Friday, February 14, 2014

February 15-16 Potential Blizzard

It looks like there is now the potential for a blizzard this Saturday and Sunday.

The GFS model shows extreme wind speeds along the coast of the Northeast as another strong storm system rides up the coast in similar fashion as the storm that just ended for the East Coast. We see 10 meter wind speeds over 44 knots just offshore land, with widespread 25-35 knot wind speed forecasts at the height of this storm.

The GFS model indicates the storm will drop accumulating snow along the coast, as the 984 millibar low comes close to land. Despite the proximity of the low pressure system to the coast, the precipitation here will not be incredibly intense. Accumulation is expected, and the wind will be that of borderline-blizzard conditions, but the accumulation will not be significant.

The real fun begins overnight of Saturday into Sunday, as the GFS projects this storm will rapidly strengthen to drop significant snow accumulation on Maine, and this should continue into the day on Sunday. The system will be moving rather quickly, so while significant amounts are expected, it will not be a prolonged event. This also means good news for those of you who like to watch snow come down at high rates (i.e. 2 inches an hour or higher), as we'll likely see some pretty high snow rates in Maine from this storm.
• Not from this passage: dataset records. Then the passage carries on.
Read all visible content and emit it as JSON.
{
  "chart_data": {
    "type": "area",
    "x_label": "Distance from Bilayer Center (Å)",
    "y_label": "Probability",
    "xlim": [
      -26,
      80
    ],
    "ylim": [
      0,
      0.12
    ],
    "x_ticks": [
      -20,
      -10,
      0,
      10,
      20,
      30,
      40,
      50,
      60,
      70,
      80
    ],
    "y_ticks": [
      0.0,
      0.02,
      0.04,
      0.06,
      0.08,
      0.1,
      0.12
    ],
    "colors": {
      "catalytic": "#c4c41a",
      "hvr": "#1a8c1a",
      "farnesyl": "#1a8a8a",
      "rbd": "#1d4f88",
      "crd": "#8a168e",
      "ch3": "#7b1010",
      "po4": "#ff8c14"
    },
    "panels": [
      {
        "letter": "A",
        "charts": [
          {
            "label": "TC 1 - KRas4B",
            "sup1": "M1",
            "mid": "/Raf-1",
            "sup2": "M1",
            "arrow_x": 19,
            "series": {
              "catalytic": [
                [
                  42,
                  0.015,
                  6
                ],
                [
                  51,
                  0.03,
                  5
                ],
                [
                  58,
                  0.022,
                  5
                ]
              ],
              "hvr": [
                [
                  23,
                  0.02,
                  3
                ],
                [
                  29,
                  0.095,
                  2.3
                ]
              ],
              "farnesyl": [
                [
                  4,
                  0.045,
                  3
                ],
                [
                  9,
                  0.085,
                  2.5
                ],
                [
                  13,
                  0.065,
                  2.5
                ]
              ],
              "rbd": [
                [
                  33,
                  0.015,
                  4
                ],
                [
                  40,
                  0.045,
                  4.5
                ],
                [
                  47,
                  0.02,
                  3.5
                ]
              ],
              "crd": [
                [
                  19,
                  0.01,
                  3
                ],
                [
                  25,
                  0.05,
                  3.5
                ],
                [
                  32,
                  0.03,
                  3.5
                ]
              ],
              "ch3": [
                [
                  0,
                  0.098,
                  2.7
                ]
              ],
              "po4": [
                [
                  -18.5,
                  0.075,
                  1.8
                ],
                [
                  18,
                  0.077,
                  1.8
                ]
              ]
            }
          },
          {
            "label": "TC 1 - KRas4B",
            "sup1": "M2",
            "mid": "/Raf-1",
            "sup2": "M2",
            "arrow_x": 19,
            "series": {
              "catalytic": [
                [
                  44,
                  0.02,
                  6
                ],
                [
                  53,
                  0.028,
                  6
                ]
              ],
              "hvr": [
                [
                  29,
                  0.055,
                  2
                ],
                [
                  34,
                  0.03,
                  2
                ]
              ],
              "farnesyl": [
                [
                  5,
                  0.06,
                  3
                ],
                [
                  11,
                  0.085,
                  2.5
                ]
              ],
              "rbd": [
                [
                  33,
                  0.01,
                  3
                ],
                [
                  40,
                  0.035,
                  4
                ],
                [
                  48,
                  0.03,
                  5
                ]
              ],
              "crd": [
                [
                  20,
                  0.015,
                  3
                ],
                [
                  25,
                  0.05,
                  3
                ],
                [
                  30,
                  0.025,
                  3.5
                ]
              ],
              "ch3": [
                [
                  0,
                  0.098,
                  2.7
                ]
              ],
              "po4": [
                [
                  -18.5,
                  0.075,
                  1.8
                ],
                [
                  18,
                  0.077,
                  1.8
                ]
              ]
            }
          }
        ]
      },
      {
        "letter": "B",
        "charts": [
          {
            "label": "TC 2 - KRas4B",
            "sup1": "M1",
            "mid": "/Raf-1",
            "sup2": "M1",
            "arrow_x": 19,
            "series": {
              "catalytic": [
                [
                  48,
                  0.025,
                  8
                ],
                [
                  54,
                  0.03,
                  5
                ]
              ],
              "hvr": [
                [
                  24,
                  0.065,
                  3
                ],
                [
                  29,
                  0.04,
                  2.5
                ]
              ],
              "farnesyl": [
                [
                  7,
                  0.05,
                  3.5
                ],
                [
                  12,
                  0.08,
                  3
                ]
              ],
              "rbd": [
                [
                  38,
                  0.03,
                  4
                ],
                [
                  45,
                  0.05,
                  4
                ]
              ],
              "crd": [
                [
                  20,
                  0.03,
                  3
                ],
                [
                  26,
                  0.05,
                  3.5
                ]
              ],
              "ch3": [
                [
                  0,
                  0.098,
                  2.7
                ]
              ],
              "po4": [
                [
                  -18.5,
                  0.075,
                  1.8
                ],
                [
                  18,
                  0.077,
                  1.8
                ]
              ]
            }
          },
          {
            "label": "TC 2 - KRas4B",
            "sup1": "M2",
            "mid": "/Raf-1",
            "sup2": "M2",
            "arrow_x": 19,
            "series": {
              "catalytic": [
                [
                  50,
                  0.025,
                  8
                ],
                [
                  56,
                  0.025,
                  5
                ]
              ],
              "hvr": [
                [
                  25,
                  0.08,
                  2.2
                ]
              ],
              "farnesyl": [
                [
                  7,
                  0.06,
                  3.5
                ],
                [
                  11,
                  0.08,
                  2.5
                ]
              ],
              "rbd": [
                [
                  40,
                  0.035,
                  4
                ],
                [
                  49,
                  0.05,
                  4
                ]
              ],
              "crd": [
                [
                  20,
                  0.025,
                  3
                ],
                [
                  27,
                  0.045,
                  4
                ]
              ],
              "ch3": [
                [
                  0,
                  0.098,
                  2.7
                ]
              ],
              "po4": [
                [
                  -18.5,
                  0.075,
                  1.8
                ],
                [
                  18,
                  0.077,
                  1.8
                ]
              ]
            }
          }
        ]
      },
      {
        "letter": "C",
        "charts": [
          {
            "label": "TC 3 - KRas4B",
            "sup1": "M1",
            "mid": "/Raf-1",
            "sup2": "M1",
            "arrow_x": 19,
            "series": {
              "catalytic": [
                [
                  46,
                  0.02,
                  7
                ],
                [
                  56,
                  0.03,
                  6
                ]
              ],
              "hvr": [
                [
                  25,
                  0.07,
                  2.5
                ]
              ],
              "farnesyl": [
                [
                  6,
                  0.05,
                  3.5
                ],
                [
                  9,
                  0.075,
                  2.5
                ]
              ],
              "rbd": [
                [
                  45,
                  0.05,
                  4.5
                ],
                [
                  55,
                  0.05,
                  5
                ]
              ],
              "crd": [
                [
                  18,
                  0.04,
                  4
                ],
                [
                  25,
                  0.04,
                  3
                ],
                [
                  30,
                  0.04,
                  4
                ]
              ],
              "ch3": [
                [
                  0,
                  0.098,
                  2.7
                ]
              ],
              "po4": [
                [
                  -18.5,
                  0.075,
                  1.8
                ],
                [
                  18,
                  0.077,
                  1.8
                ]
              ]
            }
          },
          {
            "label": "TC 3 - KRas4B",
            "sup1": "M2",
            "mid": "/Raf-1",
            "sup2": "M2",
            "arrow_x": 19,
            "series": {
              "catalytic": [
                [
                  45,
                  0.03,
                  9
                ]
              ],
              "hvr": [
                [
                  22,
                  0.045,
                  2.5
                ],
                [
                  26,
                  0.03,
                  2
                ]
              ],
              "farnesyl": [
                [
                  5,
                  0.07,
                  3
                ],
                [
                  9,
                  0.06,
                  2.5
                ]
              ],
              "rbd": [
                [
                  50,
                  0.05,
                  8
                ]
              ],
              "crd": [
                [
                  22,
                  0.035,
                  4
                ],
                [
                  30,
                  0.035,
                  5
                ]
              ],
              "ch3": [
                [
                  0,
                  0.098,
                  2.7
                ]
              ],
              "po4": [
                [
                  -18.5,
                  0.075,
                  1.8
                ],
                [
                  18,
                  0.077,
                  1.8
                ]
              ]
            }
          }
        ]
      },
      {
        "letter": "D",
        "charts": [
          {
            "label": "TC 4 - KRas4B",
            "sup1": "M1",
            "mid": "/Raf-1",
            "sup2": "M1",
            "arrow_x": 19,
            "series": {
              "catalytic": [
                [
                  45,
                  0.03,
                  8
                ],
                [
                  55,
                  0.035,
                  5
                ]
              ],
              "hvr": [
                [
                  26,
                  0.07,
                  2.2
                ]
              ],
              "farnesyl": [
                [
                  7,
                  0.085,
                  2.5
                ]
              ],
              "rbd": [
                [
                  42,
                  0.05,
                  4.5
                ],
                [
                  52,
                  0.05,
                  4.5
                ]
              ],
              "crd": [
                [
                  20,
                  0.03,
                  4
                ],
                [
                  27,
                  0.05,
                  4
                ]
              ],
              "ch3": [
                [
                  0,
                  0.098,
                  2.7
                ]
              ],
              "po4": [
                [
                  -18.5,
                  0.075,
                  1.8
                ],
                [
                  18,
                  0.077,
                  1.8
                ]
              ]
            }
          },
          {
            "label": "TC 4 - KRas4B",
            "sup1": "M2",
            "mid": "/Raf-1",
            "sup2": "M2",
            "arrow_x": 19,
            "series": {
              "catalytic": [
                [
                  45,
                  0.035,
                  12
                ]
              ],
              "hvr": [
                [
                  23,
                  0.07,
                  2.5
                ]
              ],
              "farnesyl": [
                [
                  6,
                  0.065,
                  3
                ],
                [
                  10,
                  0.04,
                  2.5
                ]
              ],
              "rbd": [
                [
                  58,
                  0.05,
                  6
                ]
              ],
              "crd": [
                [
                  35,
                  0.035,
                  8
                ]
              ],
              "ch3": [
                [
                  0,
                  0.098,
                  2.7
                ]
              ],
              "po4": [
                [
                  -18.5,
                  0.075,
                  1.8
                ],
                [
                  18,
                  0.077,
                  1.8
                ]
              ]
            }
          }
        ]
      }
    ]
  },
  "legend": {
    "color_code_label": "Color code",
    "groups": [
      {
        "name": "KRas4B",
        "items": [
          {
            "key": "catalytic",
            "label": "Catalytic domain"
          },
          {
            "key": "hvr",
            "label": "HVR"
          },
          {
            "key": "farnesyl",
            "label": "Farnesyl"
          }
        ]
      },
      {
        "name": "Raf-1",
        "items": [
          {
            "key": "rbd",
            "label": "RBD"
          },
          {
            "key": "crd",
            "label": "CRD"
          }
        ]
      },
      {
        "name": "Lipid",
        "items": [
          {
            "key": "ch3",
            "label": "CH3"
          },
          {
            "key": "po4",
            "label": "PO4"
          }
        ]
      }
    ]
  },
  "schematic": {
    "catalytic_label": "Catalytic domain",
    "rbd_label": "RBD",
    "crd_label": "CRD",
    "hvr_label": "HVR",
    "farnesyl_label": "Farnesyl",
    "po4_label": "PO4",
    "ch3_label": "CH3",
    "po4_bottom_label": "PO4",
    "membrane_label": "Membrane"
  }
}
This 6 hour snowfall forecast shows the intense snowfall overnight Saturday into Sunday, with the GFS depicting amounts as high as 12 to 14 inches of snow falling in that 6 hour period. If you were to average that out, it would be equivalent to 2" of snow falling every hour, but as we all know, snow does not fall in uniform and consistent rates like that. It's more probable that we would see very high snow rates (possibly 4" an hour at best) for a period of time, with lighter rates mixed in (i.e. 1" an hour or lower).

When all is set and done, here is the total snowfall put out by the GFS model. We can see those high amounts in Maine, but also some good totals in coastal portions of Massachusetts and Connecticut. Again, totals aren't looking to be too bad (I'm not so sure we see the GFS' predicted 10" of snow hit those areas in MA/CT), except for in Maine. The wind will certainly make it feel like a big snowstorm for those further south, though.

The NAM model has a different take on this event, bringing heavy snow to only the extreme eastern portion of Massachusetts, with that jackpot in Maine also moved to the east. Considering we saw the snowstorm along the East Coast a few days ago also further east than what model guidance suggested, it's possible we see a solution like this work out.

I'm wrestling with which solution I like better in this case. On one hand, we have the GFS solution, which seems somewhat-reasonable (compared to the NAM) with the slightly-lower inland snow amounts, but on the other hand, the NAM model being to the east may verify, considering the most recent East Coast storm appears to have been further east than modeled. Needless to say, this forecast will see some fine-tuning in the hours ahead.


1 comment:

elizabeth said...

Dear Andrew - Are you still thinking March will be nice and cold? Thanks-love this site !!